Die aktuelle Diskussion um Wolfgang Thierse, Gesine Schwan und die nichtheteronormativen Aktivisten erklärt einiges.

Was ist passiert? Kurzversion: Die SPD lud im Februar zu einer Onlinediskussion (Video siehe unten) mit drei Vertretern des Act-Out-Manifestes ein. In diesem Manifest behaupten 185 Schauspieler, die sich „unter anderem als lesbisch, schwul, bi, trans*, queer, inter und non-binär … identifizieren“:

Bisher konnten wir in unserem Beruf mit unserem Privatleben nicht offen umgehen, ohne dabei berufliche Konsequenzen zu fürchten. Noch zu oft haben viele von uns die Erfahrung gemacht, dass ihnen geraten wurde – sei es von Agent:innen, Caster:innen, Kolleg:innen, Produzent:innen, Redakteur:innen, Regisseur:innen usw. – die eigene sexuelle Orientierung, Identität sowie Gender geheimzuhalten, um unsere Karrieren nicht zu gefährden.

Und:

Bislang wird behauptet, dass, wenn wir gewisse Facetten unserer Identität, nämlich unsere sexuelle sowie Geschlechtsidentität offenlegten, wir mit einem Mal bestimmte Figuren und Beziehungen nicht mehr darstellen könnten. Als wäre deren Sichtbarkeit unvereinbar mit unserer Fähigkeit, Rollen überzeugend und glaubhaft für das Publikum zu verkörpern.

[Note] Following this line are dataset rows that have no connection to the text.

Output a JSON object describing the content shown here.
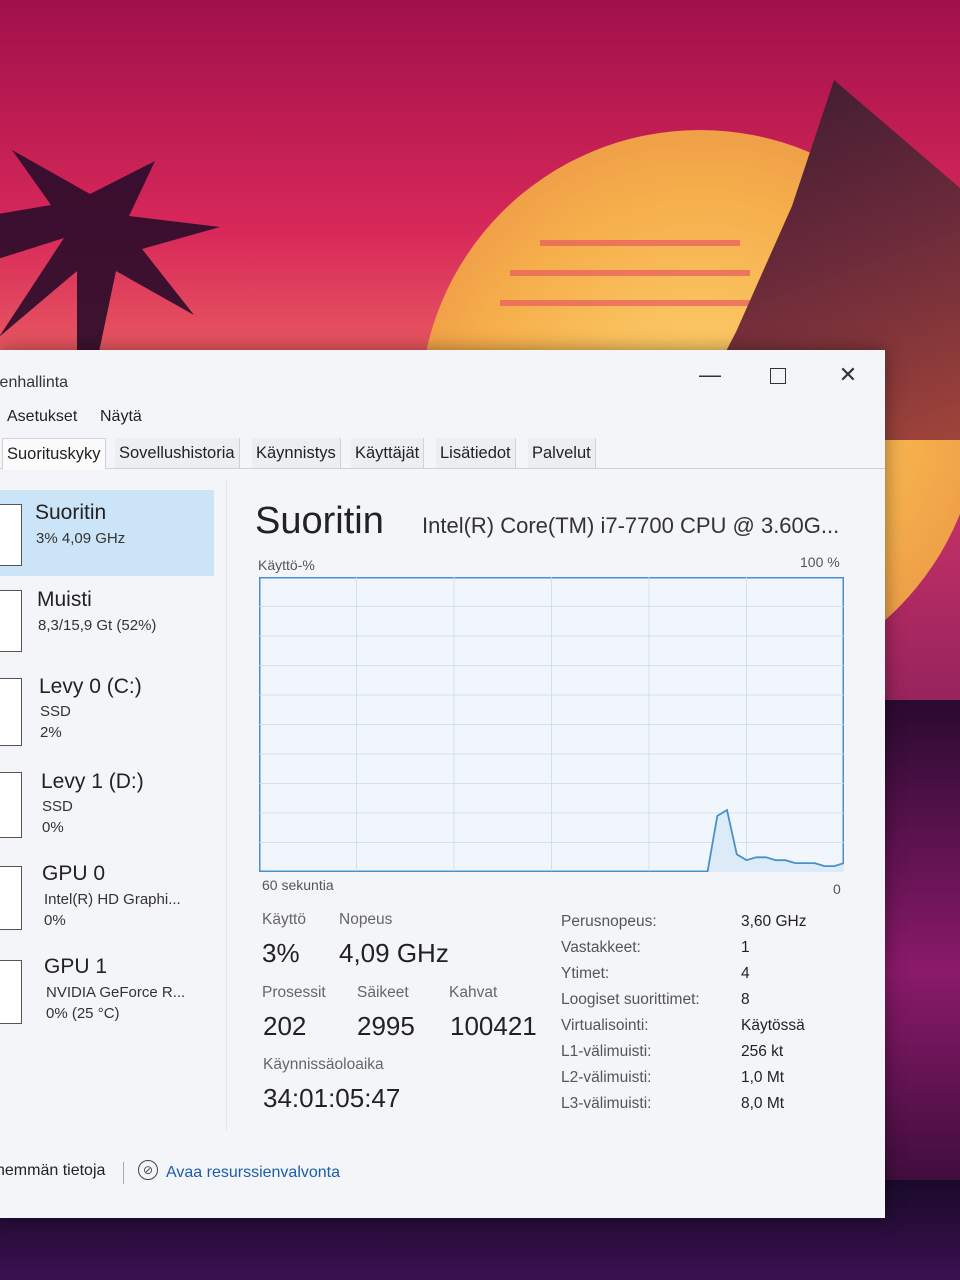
{
  "window": {
    "title": "ienhallinta",
    "controls": {
      "minimize": "—",
      "maximize_icon": "maximize-icon",
      "close": "✕"
    }
  },
  "menu": [
    "Asetukset",
    "Näytä"
  ],
  "tabs": [
    {
      "label": "Suorituskyky",
      "active": true
    },
    {
      "label": "Sovellushistoria",
      "active": false
    },
    {
      "label": "Käynnistys",
      "active": false
    },
    {
      "label": "Käyttäjät",
      "active": false
    },
    {
      "label": "Lisätiedot",
      "active": false
    },
    {
      "label": "Palvelut",
      "active": false
    }
  ],
  "sidebar": [
    {
      "name": "Suoritin",
      "line1": "3% 4,09 GHz",
      "line2": "",
      "selected": true
    },
    {
      "name": "Muisti",
      "line1": "8,3/15,9 Gt (52%)",
      "line2": "",
      "selected": false
    },
    {
      "name": "Levy 0 (C:)",
      "line1": "SSD",
      "line2": "2%",
      "selected": false
    },
    {
      "name": "Levy 1 (D:)",
      "line1": "SSD",
      "line2": "0%",
      "selected": false
    },
    {
      "name": "GPU 0",
      "line1": "Intel(R) HD Graphi...",
      "line2": "0%",
      "selected": false
    },
    {
      "name": "GPU 1",
      "line1": "NVIDIA GeForce R...",
      "line2": "0% (25 °C)",
      "selected": false
    }
  ],
  "main": {
    "title": "Suoritin",
    "cpu_model": "Intel(R) Core(TM) i7-7700 CPU @ 3.60G...",
    "graph_label": "Käyttö-%",
    "graph_max": "100 %",
    "graph_time": "60 sekuntia",
    "graph_min": "0"
  },
  "stats": {
    "usage_label": "Käyttö",
    "usage_value": "3%",
    "speed_label": "Nopeus",
    "speed_value": "4,09 GHz",
    "processes_label": "Prosessit",
    "processes_value": "202",
    "threads_label": "Säikeet",
    "threads_value": "2995",
    "handles_label": "Kahvat",
    "handles_value": "100421",
    "uptime_label": "Käynnissäoloaika",
    "uptime_value": "34:01:05:47"
  },
  "specs": [
    {
      "label": "Perusnopeus:",
      "value": "3,60 GHz"
    },
    {
      "label": "Vastakkeet:",
      "value": "1"
    },
    {
      "label": "Ytimet:",
      "value": "4"
    },
    {
      "label": "Loogiset suorittimet:",
      "value": "8"
    },
    {
      "label": "Virtualisointi:",
      "value": "Käytössä"
    },
    {
      "label": "L1-välimuisti:",
      "value": "256 kt"
    },
    {
      "label": "L2-välimuisti:",
      "value": "1,0 Mt"
    },
    {
      "label": "L3-välimuisti:",
      "value": "8,0 Mt"
    }
  ],
  "footer": {
    "fewer_details": "hemmän tietoja",
    "open_monitor": "Avaa resurssienvalvonta"
  },
  "chart_data": {
    "type": "line",
    "ylim": [
      0,
      100
    ],
    "xlim": [
      60,
      0
    ],
    "x": [
      60,
      58,
      56,
      54,
      52,
      50,
      48,
      46,
      44,
      42,
      40,
      38,
      36,
      34,
      32,
      30,
      28,
      26,
      24,
      22,
      20,
      18,
      16,
      14,
      13,
      12,
      11,
      10,
      9,
      8,
      7,
      6,
      5,
      4,
      3,
      2,
      1,
      0
    ],
    "values": [
      0,
      0,
      0,
      0,
      0,
      0,
      0,
      0,
      0,
      0,
      0,
      0,
      0,
      0,
      0,
      0,
      0,
      0,
      0,
      0,
      0,
      0,
      0,
      0,
      19,
      21,
      6,
      4,
      5,
      5,
      4,
      4,
      3,
      3,
      3,
      2,
      2,
      3
    ],
    "colors": {
      "line": "#4a90c8",
      "fill": "#f1f6fc",
      "grid": "#c6dcef",
      "border": "#4a90c8"
    }
  }
}
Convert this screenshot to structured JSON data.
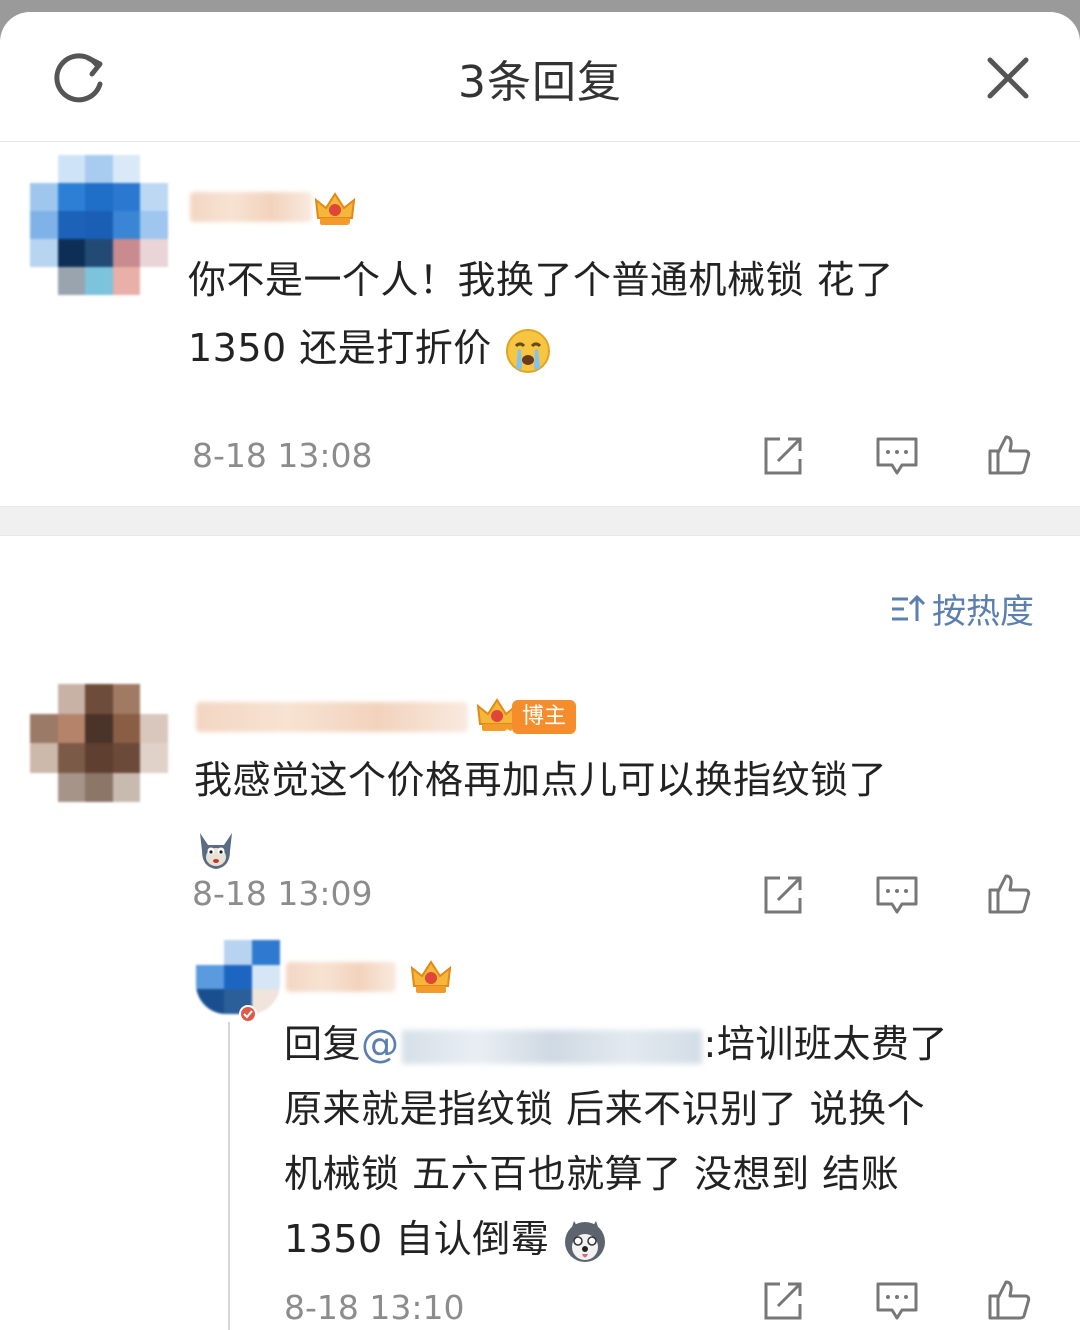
{
  "header": {
    "title": "3条回复",
    "refresh_icon": "refresh-icon",
    "close_icon": "close-icon"
  },
  "root_comment": {
    "text_line1": "你不是一个人！我换了个普通机械锁 花了",
    "text_line2": "1350 还是打折价",
    "emoji": "crying-emoji",
    "time": "8-18 13:08"
  },
  "sort": {
    "label": "按热度",
    "icon": "sort-icon"
  },
  "reply1": {
    "badge": "博主",
    "text_line1": "我感觉这个价格再加点儿可以换指纹锁了",
    "emoji": "tom-cat-emoji",
    "time": "8-18 13:09"
  },
  "reply2": {
    "reply_prefix": "回复",
    "mention_at": "@",
    "after_mention": ":培训班太费了",
    "text_line2": "原来就是指纹锁 后来不识别了 说换个",
    "text_line3": "机械锁 五六百也就算了 没想到 结账",
    "text_line4": "1350  自认倒霉",
    "emoji": "husky-emoji",
    "time": "8-18 13:10"
  },
  "actions": {
    "forward_icon": "share-icon",
    "comment_icon": "comment-icon",
    "like_icon": "like-icon"
  },
  "colors": {
    "accent_blue": "#5b7fae",
    "badge_orange": "#f58d2c"
  }
}
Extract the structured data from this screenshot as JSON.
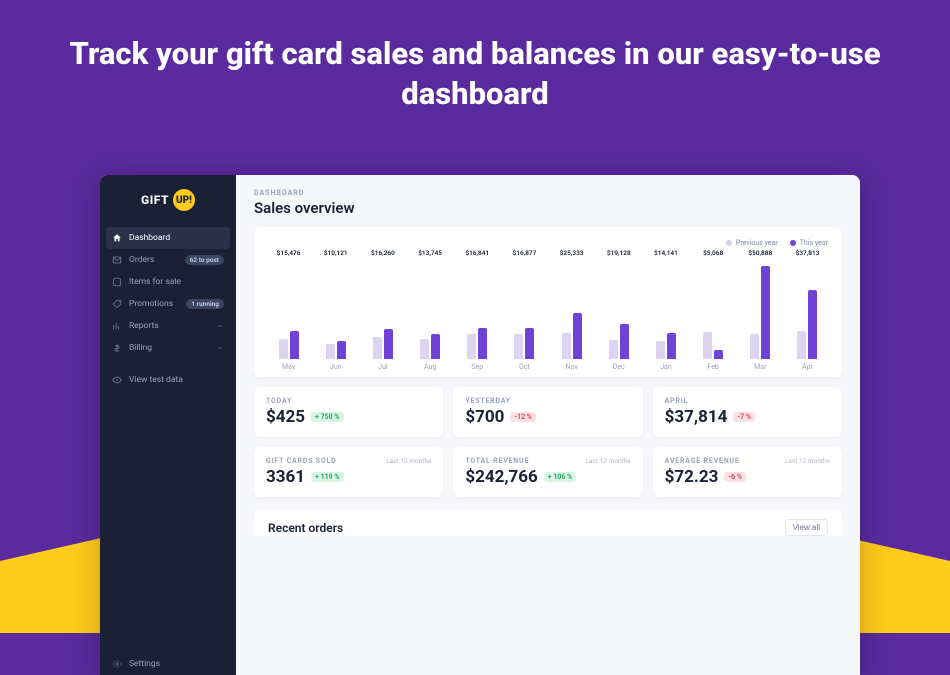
{
  "headline": "Track your gift card sales and balances in our easy-to-use dashboard",
  "logo": {
    "left": "GIFT",
    "right": "UP!"
  },
  "sidebar": {
    "items": [
      {
        "label": "Dashboard"
      },
      {
        "label": "Orders",
        "badge": "62 to post"
      },
      {
        "label": "Items for sale"
      },
      {
        "label": "Promotions",
        "badge": "1 running"
      },
      {
        "label": "Reports"
      },
      {
        "label": "Billing"
      }
    ],
    "view_test": "View test data",
    "settings": "Settings"
  },
  "main": {
    "crumb": "DASHBOARD",
    "title": "Sales overview",
    "legend": {
      "prev": "Previous year",
      "curr": "This year"
    },
    "recent_title": "Recent orders",
    "view_all": "View all"
  },
  "chart_data": {
    "type": "bar",
    "title": "Sales overview",
    "xlabel": "",
    "ylabel": "",
    "ylim": [
      0,
      55000
    ],
    "categories": [
      "May",
      "Jun",
      "Jul",
      "Aug",
      "Sep",
      "Oct",
      "Nov",
      "Dec",
      "Jan",
      "Feb",
      "Mar",
      "Apr"
    ],
    "series": [
      {
        "name": "Previous year",
        "values": [
          11000,
          8500,
          12000,
          11000,
          13500,
          14000,
          14500,
          10500,
          10000,
          15000,
          14000,
          15500
        ]
      },
      {
        "name": "This year",
        "values": [
          15476,
          10121,
          16260,
          13745,
          16841,
          16877,
          25333,
          19128,
          14141,
          5068,
          50888,
          37813
        ]
      }
    ],
    "value_labels": [
      "$15,476",
      "$10,121",
      "$16,260",
      "$13,745",
      "$16,841",
      "$16,877",
      "$25,333",
      "$19,128",
      "$14,141",
      "$5,068",
      "$50,888",
      "$37,813"
    ]
  },
  "stats_top": [
    {
      "label": "TODAY",
      "value": "$425",
      "delta": "+ 750 %",
      "dir": "up"
    },
    {
      "label": "YESTERDAY",
      "value": "$700",
      "delta": "-12 %",
      "dir": "down"
    },
    {
      "label": "APRIL",
      "value": "$37,814",
      "delta": "-7 %",
      "dir": "down"
    }
  ],
  "stats_bottom": [
    {
      "label": "GIFT CARDS SOLD",
      "note": "Last 12 months",
      "value": "3361",
      "delta": "+ 119 %",
      "dir": "up"
    },
    {
      "label": "TOTAL REVENUE",
      "note": "Last 12 months",
      "value": "$242,766",
      "delta": "+ 106 %",
      "dir": "up"
    },
    {
      "label": "AVERAGE REVENUE",
      "note": "Last 12 months",
      "value": "$72.23",
      "delta": "-6 %",
      "dir": "down"
    }
  ]
}
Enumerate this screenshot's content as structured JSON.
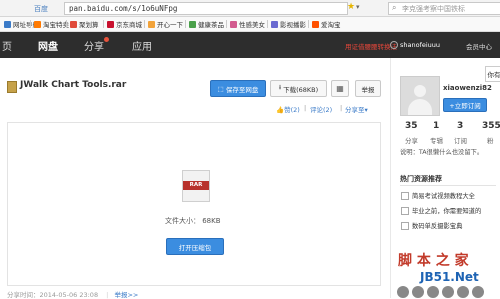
{
  "browser": {
    "brand": "百度",
    "url": "pan.baidu.com/s/1o6uNFpg",
    "search_placeholder": "李克强考察中国铁标"
  },
  "favorites": [
    {
      "label": "网址导航",
      "color": "#3b7bc8"
    },
    {
      "label": "淘宝特卖",
      "color": "#ff7a00"
    },
    {
      "label": "聚划算",
      "color": "#e04a3a"
    },
    {
      "label": "京东商城",
      "color": "#c8102e"
    },
    {
      "label": "开心一下",
      "color": "#f2a33a"
    },
    {
      "label": "健康茶品",
      "color": "#4aa04a"
    },
    {
      "label": "性感美女",
      "color": "#d25b8f"
    },
    {
      "label": "影视播影",
      "color": "#6a6ad0"
    },
    {
      "label": "爱淘宝",
      "color": "#ff5000"
    }
  ],
  "nav": {
    "home": "页",
    "pan": "网盘",
    "share": "分享",
    "apps": "应用",
    "promo": "用证借腰腰转换法",
    "user": "shanofeiuuu",
    "member": "会员中心"
  },
  "file": {
    "name": "JWalk Chart Tools.rar",
    "save_label": "保存至网盘",
    "download_label": "下载(68KB)",
    "report_label": "举报",
    "like_label": "赞(2)",
    "comment_label": "评论(2)",
    "shareto_label": "分享至",
    "size_label": "文件大小：  68KB",
    "open_label": "打开压缩包",
    "rar_text": "RAR",
    "share_time": "分享时间：2014-05-06 23:08",
    "report_link": "举报>>"
  },
  "sidebar": {
    "tooltip": "你有",
    "username": "xiaowenzi82",
    "subscribe_label": "+立即订阅",
    "stats": [
      {
        "num": "35",
        "label": "分享"
      },
      {
        "num": "1",
        "label": "专辑"
      },
      {
        "num": "3",
        "label": "订阅"
      },
      {
        "num": "355",
        "label": "粉"
      }
    ],
    "note": "说明：TA很懒什么也没留下。",
    "hot_title": "热门资源推荐",
    "hot_items": [
      "简易考试视频教程大全",
      "毕业之前，你需要知道的",
      "数码单反摄影宝典"
    ]
  },
  "watermark": {
    "line1": "脚 本 之 家",
    "line2": "JB51.Net"
  },
  "colors": {
    "nav_bg": "#2d2d2d",
    "accent": "#3b8de0",
    "promo": "#e2463a"
  }
}
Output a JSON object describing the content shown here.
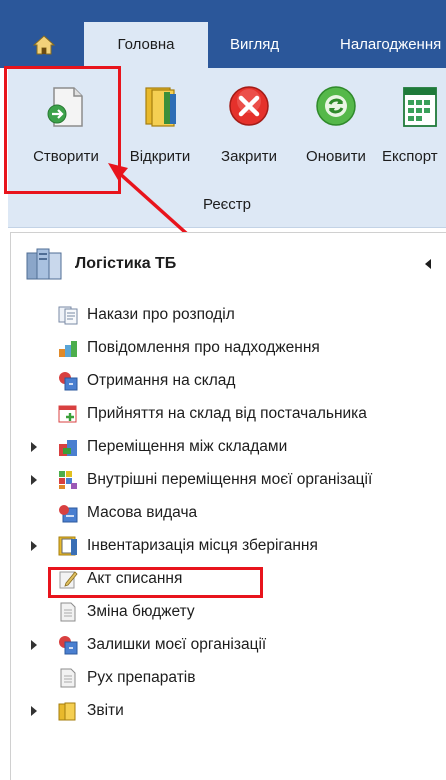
{
  "ribbon_tabs": {
    "home": "home-icon",
    "active": "Головна",
    "view": "Вигляд",
    "settings": "Налагодження"
  },
  "ribbon": {
    "buttons": [
      {
        "label": "Створити",
        "icon": "new-document-icon"
      },
      {
        "label": "Відкрити",
        "icon": "open-folder-icon"
      },
      {
        "label": "Закрити",
        "icon": "close-icon"
      },
      {
        "label": "Оновити",
        "icon": "refresh-icon"
      },
      {
        "label": "Експорт",
        "icon": "export-excel-icon"
      }
    ],
    "group_label": "Реєстр"
  },
  "panel": {
    "title": "Логістика ТБ",
    "items": [
      {
        "label": "Накази про розподіл",
        "expandable": false,
        "icon": "orders-icon"
      },
      {
        "label": "Повідомлення про надходження",
        "expandable": false,
        "icon": "notification-icon"
      },
      {
        "label": "Отримання на склад",
        "expandable": false,
        "icon": "receive-icon"
      },
      {
        "label": "Прийняття на склад від постачальника",
        "expandable": false,
        "icon": "accept-icon"
      },
      {
        "label": "Переміщення між складами",
        "expandable": true,
        "icon": "transfer-icon"
      },
      {
        "label": "Внутрішні переміщення моєї організації",
        "expandable": true,
        "icon": "internal-transfer-icon"
      },
      {
        "label": "Масова видача",
        "expandable": false,
        "icon": "mass-issue-icon"
      },
      {
        "label": "Інвентаризація місця зберігання",
        "expandable": true,
        "icon": "inventory-icon"
      },
      {
        "label": "Акт списання",
        "expandable": false,
        "icon": "write-off-icon"
      },
      {
        "label": "Зміна бюджету",
        "expandable": false,
        "icon": "document-icon"
      },
      {
        "label": "Залишки моєї організації",
        "expandable": true,
        "icon": "balance-icon"
      },
      {
        "label": "Рух препаратів",
        "expandable": false,
        "icon": "document-icon"
      },
      {
        "label": "Звіти",
        "expandable": true,
        "icon": "folder-icon"
      }
    ]
  },
  "colors": {
    "tabbar": "#2b579a",
    "ribbon": "#dde8f5",
    "highlight": "#e8141c"
  }
}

Man ist erstaunt, dass es in der Branche tatsächlich Regisseure, Intendanten usw. gibt, die behaupten, dass ein Schwuler keinen heterosexuellen Familienvater spielen könne. Es wäre interessant, hier Namen zu erfahren.

Aber ok, nehmen wir an, es ist so. Immerhin sagen das 185 Leute, darunter so bekannte Persönlichkeiten wie Maren Kroymann, Ulrich Matthes oder Karin Hanczewski.

Die SPD-Onlinediskussion sollte genau darauf eingehen. Tat sie nur bedingt. Stattdessen ging es hoch her. Es diskutierten auf der einen Seite Sandra Kegel, Feuilleton-Redakteurin bei der FAZ, die dem Manifest kritisch gegenübersteht und behauptet, die nicht-heteronormative Welt werde schon in ausreichendem Maße fiktional dargestellt. Aufgrund eines entsprechenden Artikels von ihr in der FAZ sollte sie von der Diskussion schon wieder ausgeladen werden. Auf der anderen Seite diskutierten eine lesbische Schauspielerin, ein schwuler Blogger und eine nicht-binäre Person, wie man sagt. Dazu kam noch ein Gay-Aktivist und SPD-ler in einer roten Jacke namens Alfonso Pantisano.

Es kam nicht nur zu keiner Verständigung, es kam zu völligem Unverständnis.

Das Unvermögen aller Beteiligter zum Gespräch wurde an mehreren Stellen deutlich:

Kegel redete (ab 15:50) zuerst 15 Minuten über den „Feuilleton-Begriff“ und Einfamilienhäuser und anderes, was mit dem Thema nichts zu tun hatte. Sie wurde von der angeblichen Diskussionsleiterin Gesine Schwan nicht unterbrochen. Als es zu den Beiträgen der Act-Out-Vertreter kam, brach Kegel das Gespräch mit dem Schwulen ab, weil der sie in die Nähe der AfD gerückt hatte. Das sollte man als privilegierte Journalistin aushalten und darauf antworten können. Sie konnte oder wollte es nicht, der Schwule wurde kurzerhand aus der Zoom-Übertragung gekickt. Kurz zuvor hatte Kegel noch betont, „Streit“ sei wichtig.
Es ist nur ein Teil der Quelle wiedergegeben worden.